Big corporations used to only operating their business find difficult dealing with the uncertainty coming along with this kind of tasks and big step changes will no be favourably accepted.
For example, you cannot expect a big traditional airline to disrupt their fuel hedging legacy system as an introduction to digital transformation. Pick a smaller, safer part of the operations, study the ecosystem around it and make an incremental transformation happen.
Building trust with the C level stakeholders is key when moving towards a culture shift of this kind. When “selling innovation” make it super clear to them both the benefits but also the possible risks and how you plan to mitigate them.
2. THE TEAM IS MORE IMPORTANT THAN THE SOLUTION
At the end of the day, what matters is that the solution can be implemented and it works: reducing operational costs, increasing ROI or tapping into new revenue streams.
In the previous airline, the Engineering C Suite have decided to start a complex predictive maintenance initiative. They have appointed a high-performer middle manager with the task in a part-time role. Going anywhere?

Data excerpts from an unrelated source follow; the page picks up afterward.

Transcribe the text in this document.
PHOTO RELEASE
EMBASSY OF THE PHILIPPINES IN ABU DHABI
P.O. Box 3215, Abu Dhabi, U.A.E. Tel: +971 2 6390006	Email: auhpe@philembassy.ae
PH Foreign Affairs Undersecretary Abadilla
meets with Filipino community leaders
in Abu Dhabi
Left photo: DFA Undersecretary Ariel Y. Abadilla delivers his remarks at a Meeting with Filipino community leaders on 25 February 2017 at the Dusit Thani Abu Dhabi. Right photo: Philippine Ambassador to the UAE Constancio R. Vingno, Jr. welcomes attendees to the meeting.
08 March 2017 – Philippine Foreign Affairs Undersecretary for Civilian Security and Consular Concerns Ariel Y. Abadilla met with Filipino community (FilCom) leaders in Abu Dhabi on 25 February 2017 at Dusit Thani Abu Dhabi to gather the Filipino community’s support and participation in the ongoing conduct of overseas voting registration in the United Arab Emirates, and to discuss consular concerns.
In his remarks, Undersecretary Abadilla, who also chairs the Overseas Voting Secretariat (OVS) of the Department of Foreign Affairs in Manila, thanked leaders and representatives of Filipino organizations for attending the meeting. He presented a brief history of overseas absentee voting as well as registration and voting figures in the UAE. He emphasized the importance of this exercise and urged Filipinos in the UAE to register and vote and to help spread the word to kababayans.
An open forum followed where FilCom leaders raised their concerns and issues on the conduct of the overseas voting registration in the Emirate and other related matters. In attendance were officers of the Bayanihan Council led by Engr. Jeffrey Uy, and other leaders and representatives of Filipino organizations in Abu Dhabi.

To begin with, when performing the opportunity analysis pay attention which areas within your corporation encompass the skills of in-house founder. The required mind-set and skills for innovation are under-developed in a very operational-driven company, even for the highest-performers. It will be highly unlikely to find all these in just one individual.
Your innovation team need to be a combination of area experts, product managers, technical specialists and business enablers that bring the rest of the user and management ecosystem along and the project do not die after development stage.

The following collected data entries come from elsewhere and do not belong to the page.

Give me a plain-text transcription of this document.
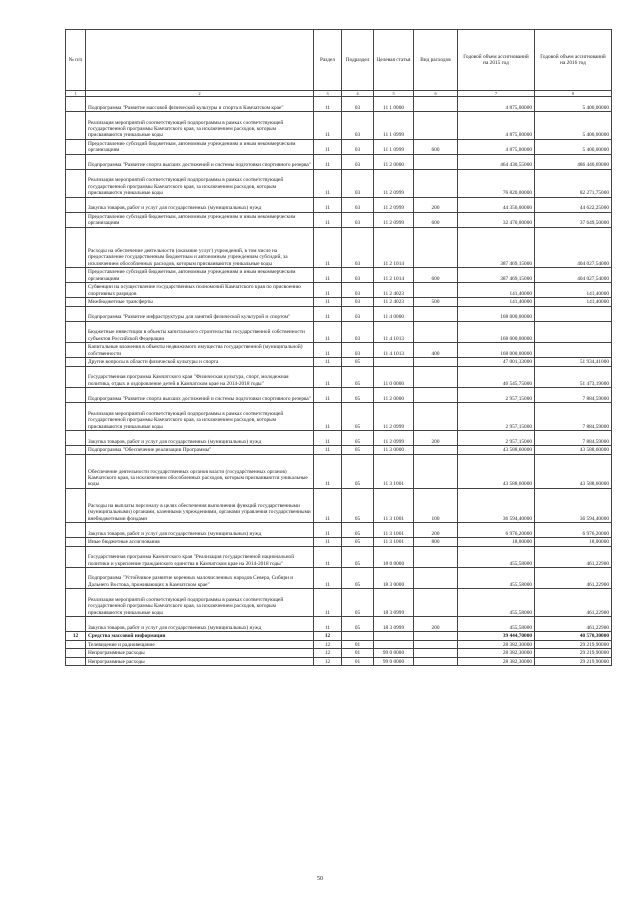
№ п/п		Раздел	Подраздел	Целевая статья	Вид расходов	Годовой объем ассигнований на 2015 год	Годовой объем ассигнований на 2016 год
1	2	3	4	5	6	7	8
	Подпрограмма "Развитие массовой физической культуры и спорта в Камчатском крае"	11	03	11 1 0000		4 875,00000	5 400,00000
	Реализация мероприятий соответствующей подпрограммы в рамках соответствующей государственной программы Камчатского края, за исключением расходов, которым присваиваются уникальные коды	11	03	11 1 0999		4 875,00000	5 400,00000
	Предоставление субсидий бюджетным, автономным учреждениям и иным некоммерческим организациям	11	03	11 1 0999	600	4 875,00000	5 400,00000
	Подпрограмма "Развитие спорта высших достижений и системы подготовки спортивного резерва"	11	03	11 2 0000		464 430,55000	486 440,69000
	Реализация мероприятий соответствующей подпрограммы в рамках соответствующей государственной программы Камчатского края, за исключением расходов, которым присваиваются уникальные коды	11	03	11 2 0999		76 820,00000	82 271,75000
	Закупка товаров, работ и услуг для государственных (муниципальных) нужд	11	03	11 2 0999	200	44 350,00000	44 622,25000
	Предоставление субсидий бюджетным, автономным учреждениям и иным некоммерческим организациям	11	03	11 2 0999	600	32 470,00000	37 649,50000
	Расходы на обеспечение деятельности (оказание услуг) учреждений, в том числе на предоставление государственным бюджетным и автономным учреждениям субсидий, за исключением обособленных расходов, которым присваиваются уникальные коды	11	03	11 2 1014		387 469,15000	404 027,54000
	Предоставление субсидий бюджетным, автономным учреждениям и иным некоммерческим организациям	11	03	11 2 1014	600	387 469,15000	404 027,54000
	Субвенции на осуществление государственных полномочий Камчатского края по присвоению спортивных разрядов	11	03	11 2 4023		141,40000	141,40000
	Межбюджетные трансферты	11	03	11 2 4023	500	141,40000	141,40000
	Подпрограмма "Развитие инфраструктуры для занятий физической культурой и спортом"	11	03	11 4 0000		168 000,00000	
	Бюджетные инвестиции в объекты капитального строительства государственной собственности субъектов Российской Федерации	11	03	11 4 1013		168 000,00000	
	Капитальные вложения в объекты недвижимого имущества государственной (муниципальной) собственности	11	03	11 4 1013	400	168 000,00000	
	Другие вопросы в области физической культуры и спорта	11	05			47 001,33000	51 934,41000
	Государственная программа Камчатского края "Физическая культура, спорт, молодежная политика, отдых и оздоровление детей в Камчатском крае на 2014-2018 годы"	11	05	11 0 0000		46 545,75000	51 473,19000
	Подпрограмма "Развитие спорта высших достижений и системы подготовки спортивного резерва"	11	05	11 2 0000		2 957,15000	7 884,59000
	Реализация мероприятий соответствующей подпрограммы в рамках соответствующей государственной программы Камчатского края, за исключением расходов, которым присваиваются уникальные коды	11	05	11 2 0999		2 957,15000	7 884,59000
	Закупка товаров, работ и услуг для государственных (муниципальных) нужд	11	05	11 2 0999	200	2 957,15000	7 884,59000
	Подпрограмма "Обеспечение реализации Программы"	11	05	11 3 0000		43 588,60000	43 588,60000
	Обеспечение деятельности государственных органов власти (государственных органов) Камчатского края, за исключением обособленных расходов, которым присваиваются уникальные коды	11	05	11 3 1001		43 588,60000	43 588,60000
	Расходы на выплаты персоналу в целях обеспечения выполнения функций государственными (муниципальными) органами, казенными учреждениями, органами управления государственными внебюджетными фондами	11	05	11 3 1001	100	36 594,40000	36 594,40000
	Закупка товаров, работ и услуг для государственных (муниципальных) нужд	11	05	11 3 1001	200	6 976,20000	6 976,20000
	Иные бюджетные ассигнования	11	05	11 3 1001	800	18,00000	18,00000
	Государственная программа Камчатского края "Реализация государственной национальной политики и укрепление гражданского единства в Камчатском крае на 2014-2018 годы"	11	05	18 0 0000		455,58000	461,22900
	Подпрограмма "Устойчивое развитие коренных малочисленных народов Севера, Сибири и Дальнего Востока, проживающих в Камчатском крае"	11	05	18 3 0000		455,58000	461,22900
	Реализация мероприятий соответствующей подпрограммы в рамках соответствующей государственной программы Камчатского края, за исключением расходов, которым присваиваются уникальные коды	11	05	18 3 0999		455,58000	461,22900
	Закупка товаров, работ и услуг для государственных (муниципальных) нужд	11	05	18 3 0999	200	455,58000	461,22900
12	Средства массовой информации	12				39 444,70000	40 570,30000
	Телевидение и радиовещание	12	01			28 382,30000	29 219,90000
	Непрограммные расходы	12	01	99 0 0000		28 382,30000	29 219,90000
	Непрограммные расходы	12	01	99 0 0000		28 382,30000	29 219,90000
50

3. CONTINUOUS IMPLEMENTATION
Developing following an agile methodology is important for a normal software product delivery. In the case of delivering to a big traditional corporate even more. It does not matter how accurate your solution is and how much the C-level decision maker is confident on the results, if the final user does not feel the owner and co-developer of the product, adoption will be impossible.
You have to bring along the user team in the journey. The way we do it in ABACE is through continuous delivery (like dolphins). During development:
- Firstly, we agree a small set of features at the beginning of a short sprint with a set of advocates within the user community.
- After each short sprint, a working piece of software will be delivered so these ‘super-users‘ test it. But this is mainly to engage with them, and have them spreading the word within the company.
- Periodically, we will contact the wider community of final users. Sessions will be organised to gather their feedback and educate them in the new way operations are going to evolve.
By doing this, we will avoid whale-delivery situations. The final user team will be engaged and feeling ownership of the solution. As a result, the product is going to get traction and a successful implementation, achieved.